- Episode no.: Season 16 Episode 3
- Directed by: Trey Parker
- Written by: Trey Parker
- Production code: 1603
- Original air date: March 28, 2012

Episode chronology
| ← Previous "Cash for Gold" | Next → "Jewpacabra" |
- South Park season 16

= Faith Hilling =

"Faith Hilling" is the third episode of the sixteenth season of the American animated television series South Park, and the 226th episode overall. The episode was written by series co-creator Trey Parker and is rated TV-MA L in the United States. It premiered on Comedy Central in the United States on March 28, 2012.

In the episode, the boys must deal with the fact that "Faith Hilling", the memetic trend in which they enjoy participating, is being supplanted in popularity by newer ones, including one that leads investigators to believe that cats are evolving in intelligence and have become a threat to humanity.

==Plot==
A new memetic trend emerges called "Faith Hilling", a derivative of planking, which involves having a picture of oneself taken while pulling the front of one's shirt forward in mock resemblance of women's breasts. After the boys perform this prank on stage at a 2012 Colorado Republican Presidential Debate, the entire fourth grade class of South Park Elementary is required to take a safety education class in which Professor Lamont teaches them the dangers of memetic trends with a graphic educational video showing people dying gruesome deaths when they are hit by trains while "Tebowing". Despite this, and a report by The Denver Post that Faith Hilling is considered passé and has been replaced with the newer trend of dragging one's nude buttocks across the floor or ground, or "Taylor Swifting", Stan and his friends continue Faith Hilling, even coming into conflict with Taylor Swifters.

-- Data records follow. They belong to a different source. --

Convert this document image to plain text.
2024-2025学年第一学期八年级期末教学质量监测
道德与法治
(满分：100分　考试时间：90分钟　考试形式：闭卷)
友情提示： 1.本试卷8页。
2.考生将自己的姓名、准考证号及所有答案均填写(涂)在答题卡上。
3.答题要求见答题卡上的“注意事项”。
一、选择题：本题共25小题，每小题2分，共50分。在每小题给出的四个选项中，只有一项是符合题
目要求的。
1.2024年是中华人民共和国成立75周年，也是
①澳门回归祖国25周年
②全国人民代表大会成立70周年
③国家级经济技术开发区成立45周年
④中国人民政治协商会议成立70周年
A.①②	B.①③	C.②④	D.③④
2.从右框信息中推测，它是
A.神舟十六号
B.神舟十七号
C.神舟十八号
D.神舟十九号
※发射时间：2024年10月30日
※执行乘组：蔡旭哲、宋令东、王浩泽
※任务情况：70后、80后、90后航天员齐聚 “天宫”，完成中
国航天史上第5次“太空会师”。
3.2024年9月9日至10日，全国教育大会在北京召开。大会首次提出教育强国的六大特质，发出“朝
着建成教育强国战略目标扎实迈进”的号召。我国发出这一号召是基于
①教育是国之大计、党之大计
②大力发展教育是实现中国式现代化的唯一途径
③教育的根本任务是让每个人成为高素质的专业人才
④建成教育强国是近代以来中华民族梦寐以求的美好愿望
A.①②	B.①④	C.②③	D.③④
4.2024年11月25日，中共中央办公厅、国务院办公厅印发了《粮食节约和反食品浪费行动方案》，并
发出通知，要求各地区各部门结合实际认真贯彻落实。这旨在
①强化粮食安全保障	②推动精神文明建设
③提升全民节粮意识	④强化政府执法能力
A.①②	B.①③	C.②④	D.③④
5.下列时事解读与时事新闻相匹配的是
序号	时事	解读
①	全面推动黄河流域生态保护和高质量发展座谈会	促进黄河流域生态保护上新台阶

Professor Lamont is then informed by two unidentified men of a new Internet meme being practiced by another species: photos of cats with their heads poking through slices of bread. Lamont sees this as evidence that cats are evolving to become as intelligent as humans. As this and newer memes continue to emerge among both people and cats, which in some instances results in the deaths of participants, the boys continue Faith Hilling, but after taunts and jeers by spectators, they are eventually forced, one by one, to come to terms with the fact that doing so is no longer in style.

At the same time, Lamont and other humans attempt to communicate with the cats, which are now apparently capable of speech; the humans feel this represents a danger to mankind and will eventually lead to war between the two species.

The boys attempt to remain current by participating in newer memes, including one that combines elements from previous memes and involves dragging one's nude buttocks across the floor while holding a cat with its head poking through a slice of bread. The boys attempt to perform this stunt at another Colorado Republican debate, but after Cartman storms the stage with his cat, he finds himself unable to continue, seeing that it is beneath him to adopt a meme simply because it is new. He aborts the intended prank, and instead takes a stand by doing what he really wants. He pulls his shirt out to simulate breasts, and begins to sing a number that spurs both the crowd and the Republicans (Rick Santorum, Mitt Romney, and Newt Gingrich) to join him in a massive act of group Faith Hilling.

The episode concludes with a reporter claiming that the messages behind these latest memes is unclear, but it does not matter as long as audiences are given a song, celebrity bashing, and Republican hopefuls dancing around with breasts, a practice known as "pandering". As he goes on about the practice of "reporting", a train appears out of nowhere and immediately kills him.

== Reception ==
Eric Goldman of IGN gave the episode a 7/10 "Good" rating. Ryan McGee of The A.V. Club gave the episode a "B−".